Simply defined, overfishing means removing more fish from an aquatic habitat than it can naturally produce. The number of fish in our oceans today is about one-sixth of what it was in 1900. Nearly 90% of all stocks of large predatory fish are gone—including such dinner favorites as tuna and cod.
According to the United Nations Food and Agricultural Organization, 52% of the world’s fish stocks are fully exploited, 20% are moderately exploited, 17% are overexploited, 7% are depleted and only 1% is recovering from depletion. Entire ecosystems are being lost as well as individual species.
Indicative of just how bad the situation has become, it now takes 17 times as much effort to catch a ton of North Sea fish as it did a century ago. Fishing fleets have grown, even as the resources they seek have been reduced; catches are getting smaller and smaller.
As a result, some companies, such as Canada’s Northern Cod Fishery, have been forced out of business, eliminating tens of thousands of jobs.
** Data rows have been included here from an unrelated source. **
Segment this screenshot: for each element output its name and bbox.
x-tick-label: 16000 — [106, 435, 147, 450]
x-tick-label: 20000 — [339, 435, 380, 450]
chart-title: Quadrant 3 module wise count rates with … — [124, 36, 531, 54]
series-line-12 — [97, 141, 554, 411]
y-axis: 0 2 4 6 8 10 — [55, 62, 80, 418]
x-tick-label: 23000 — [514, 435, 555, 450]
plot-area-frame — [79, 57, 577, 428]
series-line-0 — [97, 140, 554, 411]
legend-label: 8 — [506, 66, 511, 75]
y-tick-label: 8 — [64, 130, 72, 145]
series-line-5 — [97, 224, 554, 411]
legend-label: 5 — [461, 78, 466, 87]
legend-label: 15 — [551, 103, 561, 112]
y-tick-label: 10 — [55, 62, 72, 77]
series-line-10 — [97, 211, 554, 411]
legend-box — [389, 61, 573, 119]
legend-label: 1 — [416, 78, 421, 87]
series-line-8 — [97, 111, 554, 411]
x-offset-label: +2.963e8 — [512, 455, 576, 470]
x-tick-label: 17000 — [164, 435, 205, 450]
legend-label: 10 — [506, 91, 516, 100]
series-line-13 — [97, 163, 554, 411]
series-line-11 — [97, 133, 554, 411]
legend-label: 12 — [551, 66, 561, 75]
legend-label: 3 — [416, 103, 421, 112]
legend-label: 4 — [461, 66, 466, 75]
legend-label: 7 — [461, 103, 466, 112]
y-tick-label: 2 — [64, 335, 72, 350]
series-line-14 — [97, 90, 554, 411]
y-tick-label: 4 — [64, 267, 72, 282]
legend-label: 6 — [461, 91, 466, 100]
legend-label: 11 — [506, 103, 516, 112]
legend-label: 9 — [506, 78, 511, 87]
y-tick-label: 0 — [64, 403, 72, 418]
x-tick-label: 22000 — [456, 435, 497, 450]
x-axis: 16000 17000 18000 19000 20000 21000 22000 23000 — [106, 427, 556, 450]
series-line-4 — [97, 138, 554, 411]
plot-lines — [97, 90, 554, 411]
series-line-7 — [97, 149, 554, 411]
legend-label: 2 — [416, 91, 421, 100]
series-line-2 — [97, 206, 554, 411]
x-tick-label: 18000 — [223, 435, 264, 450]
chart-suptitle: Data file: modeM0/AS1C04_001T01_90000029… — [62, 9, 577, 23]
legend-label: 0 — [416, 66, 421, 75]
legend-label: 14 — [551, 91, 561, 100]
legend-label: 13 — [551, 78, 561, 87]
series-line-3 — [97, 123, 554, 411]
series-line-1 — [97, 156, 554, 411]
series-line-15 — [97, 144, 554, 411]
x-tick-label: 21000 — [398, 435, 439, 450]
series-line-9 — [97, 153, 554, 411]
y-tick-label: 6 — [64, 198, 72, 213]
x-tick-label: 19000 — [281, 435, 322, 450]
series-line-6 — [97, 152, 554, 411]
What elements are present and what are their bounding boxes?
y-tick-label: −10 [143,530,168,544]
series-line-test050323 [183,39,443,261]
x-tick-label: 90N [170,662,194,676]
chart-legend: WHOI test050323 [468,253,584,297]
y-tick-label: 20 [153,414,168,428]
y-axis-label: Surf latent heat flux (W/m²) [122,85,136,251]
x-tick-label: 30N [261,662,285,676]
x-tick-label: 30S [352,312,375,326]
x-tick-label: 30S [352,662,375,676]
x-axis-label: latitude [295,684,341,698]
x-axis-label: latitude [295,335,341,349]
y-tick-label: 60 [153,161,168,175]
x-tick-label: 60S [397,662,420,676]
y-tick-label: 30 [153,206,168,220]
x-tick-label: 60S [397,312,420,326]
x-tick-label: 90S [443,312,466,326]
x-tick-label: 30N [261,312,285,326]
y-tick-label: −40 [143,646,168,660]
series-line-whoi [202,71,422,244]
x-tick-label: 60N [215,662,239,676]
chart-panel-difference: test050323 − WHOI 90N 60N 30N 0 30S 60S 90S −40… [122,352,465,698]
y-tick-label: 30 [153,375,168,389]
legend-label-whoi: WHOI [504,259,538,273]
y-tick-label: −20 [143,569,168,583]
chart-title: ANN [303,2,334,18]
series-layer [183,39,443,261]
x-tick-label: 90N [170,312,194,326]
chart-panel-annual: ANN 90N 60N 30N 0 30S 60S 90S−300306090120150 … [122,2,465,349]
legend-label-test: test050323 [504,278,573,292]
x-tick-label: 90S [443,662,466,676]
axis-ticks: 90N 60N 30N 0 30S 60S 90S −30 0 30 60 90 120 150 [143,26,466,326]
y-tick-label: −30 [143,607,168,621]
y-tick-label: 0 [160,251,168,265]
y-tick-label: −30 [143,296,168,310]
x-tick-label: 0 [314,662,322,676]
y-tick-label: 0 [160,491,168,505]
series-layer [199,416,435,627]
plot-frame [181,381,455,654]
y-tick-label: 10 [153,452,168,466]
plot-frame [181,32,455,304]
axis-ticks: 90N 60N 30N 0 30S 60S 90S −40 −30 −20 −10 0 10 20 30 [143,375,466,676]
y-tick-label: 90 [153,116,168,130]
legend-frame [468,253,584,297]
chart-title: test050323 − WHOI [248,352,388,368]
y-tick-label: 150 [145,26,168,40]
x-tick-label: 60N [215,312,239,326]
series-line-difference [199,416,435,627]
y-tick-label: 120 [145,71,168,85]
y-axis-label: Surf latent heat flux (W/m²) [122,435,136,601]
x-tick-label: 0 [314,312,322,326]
Dr. Daniel Pauly, Professor and Director of the University of British Columbia’s Fisheries Centre, has predicted that, at current exploitation rates, within 25 years many big fish stocks, such as groupers, will be completely removed from ocean waters.
“We’ll have a sea full of little horrible things that nobody wants to eat,” Pauly says. “We might end up with a marine junkyard dominated by plankton.”
It has been estimated that about a billion people—one out of every seven persons on the planet—currently rely on fish as their primary source of protein. Ocean fishing and related industries employ about 200 million people. Scientists have suggested solutions for overfishing, such as catch shares, but they mean nothing if action is not taken to implement them.